Understanding what your business is worth can be a critical issue in several circumstances. They can run the gamut from divorce, partnership dissolution, estate issues, buy/sell agreements, ESOPs, or, most commonly, the sale of the business to a third party or key employee. The ultimate determination requires a business valuation.
Regardless of your reasons, you’ll come up against some common methods when having your business valued, including asset-, income-, and market-based approaches. “We rarely weigh the asset approach in our overall value, with the exception of businesses with a high concentration of assets and no intangible value coming from the company’s earnings,” notes Gary Rayberg, president of ROI Corporation, a Weymouth-based business brokerage and business valuation firm.
The income approach
Two of the most prevalent methods in the income approach include capitalization of earnings and discounted future earnings.
- The capitalization of earnings method involves selecting the appropriate economic earnings stream to capitalize—such as the company’s earnings before interest, federal income tax, depreciation and amortization (EBITDA)—and then taking the economic income and dividing it by the appropriate capitalization rate. “The appropriate economic earnings stream could be the last full year, an average of several years, or a weighted average of several years,” Rayberg explains. “The economic earnings are then capitalized by the appropriate capitalization rate. Lastly, adjustments are made to convert the pre-tax earnings to net income to eliminate the tax effect, and a long-term sustainable growth rate adjustment is made.” This method closely aligns a multiple of earnings, as the capitalization rate is the inverse of a multiple of earnings. For example, a 20 percent capitalization rate is a five multiple (five times 20 percent=100 percent) and a four multiple is a 25 percent cap rate.
- The discounted future earnings method appears to be completely different from the capitalization of earnings method; however, if all of the assumptions are identical with respect to the economic income, growth rates, income tax rates, etc., it will yield similar results, notes Rayberg. If the expected economic income is a level amount with a constant growth rate, the discount rate would be equal to the capitalization rate. The discounted future earnings uses a finite period of projected earnings, such as three, five, or 10 years, coupled with a long-term growth rate into perpetuity. Future earnings are then discounted to a present value based on the discount rate. “In a perfect world the discounted future earnings method is considered the most appropriate method to use in appraising a business,” Rayberg says. “However, we’ve found that overly aggressive projections and growth rates can produce inflated values.”
The market approach
The market approach compares the subject company with sales of similar businesses to estimate a relative value. Two common market approach methods are market value of invested capital to revenue and market value of invested capital to normalized EBITDA. “Earnings multiples tend to be more relevant that revenue multiples,” Rayberg says. “We’ve found that buyers and sellers both want know what market comps show. That said, the market approach is only as good as the data used and the comps analyzed.”

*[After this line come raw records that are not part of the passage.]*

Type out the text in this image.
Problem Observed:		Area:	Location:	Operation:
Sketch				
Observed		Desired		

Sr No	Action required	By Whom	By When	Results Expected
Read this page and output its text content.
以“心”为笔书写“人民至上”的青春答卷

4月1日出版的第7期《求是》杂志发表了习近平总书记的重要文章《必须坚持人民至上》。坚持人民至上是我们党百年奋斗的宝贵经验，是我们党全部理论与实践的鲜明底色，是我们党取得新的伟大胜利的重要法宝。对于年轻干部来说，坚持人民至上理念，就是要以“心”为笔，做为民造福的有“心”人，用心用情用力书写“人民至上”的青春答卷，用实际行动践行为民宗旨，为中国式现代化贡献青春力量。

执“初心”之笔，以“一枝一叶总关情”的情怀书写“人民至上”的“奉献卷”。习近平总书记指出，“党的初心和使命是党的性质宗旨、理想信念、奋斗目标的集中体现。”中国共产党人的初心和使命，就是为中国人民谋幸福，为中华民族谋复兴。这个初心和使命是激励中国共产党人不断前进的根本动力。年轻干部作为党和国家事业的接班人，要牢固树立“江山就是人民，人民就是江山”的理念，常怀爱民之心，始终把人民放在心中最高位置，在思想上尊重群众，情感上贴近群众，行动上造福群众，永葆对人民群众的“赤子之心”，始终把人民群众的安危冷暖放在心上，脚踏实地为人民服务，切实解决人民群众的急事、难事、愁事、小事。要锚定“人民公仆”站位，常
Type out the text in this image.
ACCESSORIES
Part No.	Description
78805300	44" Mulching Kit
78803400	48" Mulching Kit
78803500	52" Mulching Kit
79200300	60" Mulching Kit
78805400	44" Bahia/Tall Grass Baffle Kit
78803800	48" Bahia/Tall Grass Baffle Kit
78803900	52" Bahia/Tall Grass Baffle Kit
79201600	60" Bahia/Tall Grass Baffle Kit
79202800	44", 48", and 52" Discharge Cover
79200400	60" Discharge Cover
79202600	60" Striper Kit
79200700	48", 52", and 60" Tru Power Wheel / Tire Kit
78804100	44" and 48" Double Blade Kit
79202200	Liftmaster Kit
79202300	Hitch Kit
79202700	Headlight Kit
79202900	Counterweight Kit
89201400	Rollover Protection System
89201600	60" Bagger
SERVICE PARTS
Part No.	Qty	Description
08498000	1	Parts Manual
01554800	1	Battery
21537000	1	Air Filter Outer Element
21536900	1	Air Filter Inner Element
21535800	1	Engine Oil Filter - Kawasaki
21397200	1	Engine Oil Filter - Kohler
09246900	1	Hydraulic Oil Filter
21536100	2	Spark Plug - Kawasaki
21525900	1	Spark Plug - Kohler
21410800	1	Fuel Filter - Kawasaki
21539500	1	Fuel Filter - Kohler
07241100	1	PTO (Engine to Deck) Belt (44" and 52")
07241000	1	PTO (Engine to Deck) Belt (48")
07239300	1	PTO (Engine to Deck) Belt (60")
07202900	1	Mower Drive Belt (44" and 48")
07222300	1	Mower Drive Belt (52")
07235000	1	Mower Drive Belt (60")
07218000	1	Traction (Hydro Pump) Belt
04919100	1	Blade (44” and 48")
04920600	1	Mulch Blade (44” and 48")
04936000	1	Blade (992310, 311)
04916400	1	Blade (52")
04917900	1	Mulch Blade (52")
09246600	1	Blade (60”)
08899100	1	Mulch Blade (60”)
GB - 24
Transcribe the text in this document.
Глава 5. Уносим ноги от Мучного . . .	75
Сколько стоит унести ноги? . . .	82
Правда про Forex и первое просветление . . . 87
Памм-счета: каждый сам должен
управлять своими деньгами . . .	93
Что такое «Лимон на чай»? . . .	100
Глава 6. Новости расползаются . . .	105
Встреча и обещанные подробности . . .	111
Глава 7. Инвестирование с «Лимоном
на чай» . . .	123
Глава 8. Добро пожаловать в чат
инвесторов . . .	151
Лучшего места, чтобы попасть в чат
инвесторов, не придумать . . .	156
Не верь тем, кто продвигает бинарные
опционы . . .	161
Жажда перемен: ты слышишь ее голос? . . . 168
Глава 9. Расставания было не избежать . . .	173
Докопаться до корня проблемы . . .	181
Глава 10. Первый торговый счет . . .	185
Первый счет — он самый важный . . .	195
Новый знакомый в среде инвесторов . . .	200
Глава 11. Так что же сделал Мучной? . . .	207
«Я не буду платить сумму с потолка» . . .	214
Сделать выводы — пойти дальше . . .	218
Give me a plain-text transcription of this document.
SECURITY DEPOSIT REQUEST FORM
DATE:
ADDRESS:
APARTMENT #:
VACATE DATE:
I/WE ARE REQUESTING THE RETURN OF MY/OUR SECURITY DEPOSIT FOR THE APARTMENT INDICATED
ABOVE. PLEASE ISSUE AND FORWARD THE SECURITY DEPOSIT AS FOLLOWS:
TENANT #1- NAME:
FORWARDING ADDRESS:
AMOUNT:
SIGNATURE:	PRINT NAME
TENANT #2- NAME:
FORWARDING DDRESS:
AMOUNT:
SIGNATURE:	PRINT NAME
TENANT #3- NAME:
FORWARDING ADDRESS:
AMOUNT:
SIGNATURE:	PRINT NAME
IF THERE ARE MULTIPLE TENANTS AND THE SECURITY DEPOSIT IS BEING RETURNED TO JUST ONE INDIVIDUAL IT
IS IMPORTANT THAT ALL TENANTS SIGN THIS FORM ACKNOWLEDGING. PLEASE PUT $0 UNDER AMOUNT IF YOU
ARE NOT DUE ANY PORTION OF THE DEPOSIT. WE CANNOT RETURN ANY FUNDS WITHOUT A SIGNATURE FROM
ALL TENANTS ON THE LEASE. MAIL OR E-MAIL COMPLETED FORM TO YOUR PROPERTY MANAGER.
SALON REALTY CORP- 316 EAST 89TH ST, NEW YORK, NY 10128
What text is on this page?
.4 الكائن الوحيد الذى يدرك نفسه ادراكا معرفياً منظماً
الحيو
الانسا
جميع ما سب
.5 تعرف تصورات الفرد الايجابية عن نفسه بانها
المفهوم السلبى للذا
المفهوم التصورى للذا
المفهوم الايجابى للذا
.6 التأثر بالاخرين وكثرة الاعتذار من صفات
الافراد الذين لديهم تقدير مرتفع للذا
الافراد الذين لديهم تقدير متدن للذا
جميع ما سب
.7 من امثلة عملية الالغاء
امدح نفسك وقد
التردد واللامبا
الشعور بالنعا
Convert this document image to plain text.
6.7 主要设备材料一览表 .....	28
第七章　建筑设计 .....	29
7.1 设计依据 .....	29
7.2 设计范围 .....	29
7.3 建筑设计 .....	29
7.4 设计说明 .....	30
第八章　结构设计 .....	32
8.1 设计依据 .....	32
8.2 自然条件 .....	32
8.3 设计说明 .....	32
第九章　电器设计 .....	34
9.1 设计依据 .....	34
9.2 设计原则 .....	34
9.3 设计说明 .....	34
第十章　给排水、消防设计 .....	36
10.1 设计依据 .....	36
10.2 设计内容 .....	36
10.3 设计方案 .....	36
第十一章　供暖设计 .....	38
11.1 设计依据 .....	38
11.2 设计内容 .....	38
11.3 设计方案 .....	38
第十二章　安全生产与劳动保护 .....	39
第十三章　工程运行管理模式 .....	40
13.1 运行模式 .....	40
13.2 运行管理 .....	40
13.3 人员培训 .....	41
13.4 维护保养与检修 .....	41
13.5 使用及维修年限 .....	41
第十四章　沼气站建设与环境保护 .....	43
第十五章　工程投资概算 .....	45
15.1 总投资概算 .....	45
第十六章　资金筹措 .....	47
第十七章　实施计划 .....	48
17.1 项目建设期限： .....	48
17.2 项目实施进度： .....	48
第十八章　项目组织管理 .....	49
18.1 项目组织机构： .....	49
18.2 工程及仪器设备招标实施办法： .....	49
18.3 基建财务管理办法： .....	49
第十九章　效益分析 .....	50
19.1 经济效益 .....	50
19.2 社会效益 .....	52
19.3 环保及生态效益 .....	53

Because business value can change depending on market and other factors, it makes sense to get a fairly consistent handle on the worth of yours, as you never know when it might come into play. “For example, one of our clients—Cambridge Sound Management—had grown beyond the comfort of one of its partners, and needed to engineer a buyout,” says Patrick Padden, senior vice president, Corporate Banking, at Salem Five. “Because they had a history of regular, third-party valuations, there was little, if any, discussion among the parties as to the value of the piece of the company being acquired by the other owner.”
In getting a business valuation, Padden recommends securing the services of a professional third-party valuation firm. “It’s also important for a business owner to try as much as possible to keep the emotion out of any consideration of value,” he adds. “Often, the owners have either started the company from nothing, or have grown it from something very modest. It can be hard to come to grips with the realities of an objective, third-party mathematical equation that places a value on something that has consumed significant time, sweat, angst, and other emotional investments over a period of time, but it should be a truly objective measure.”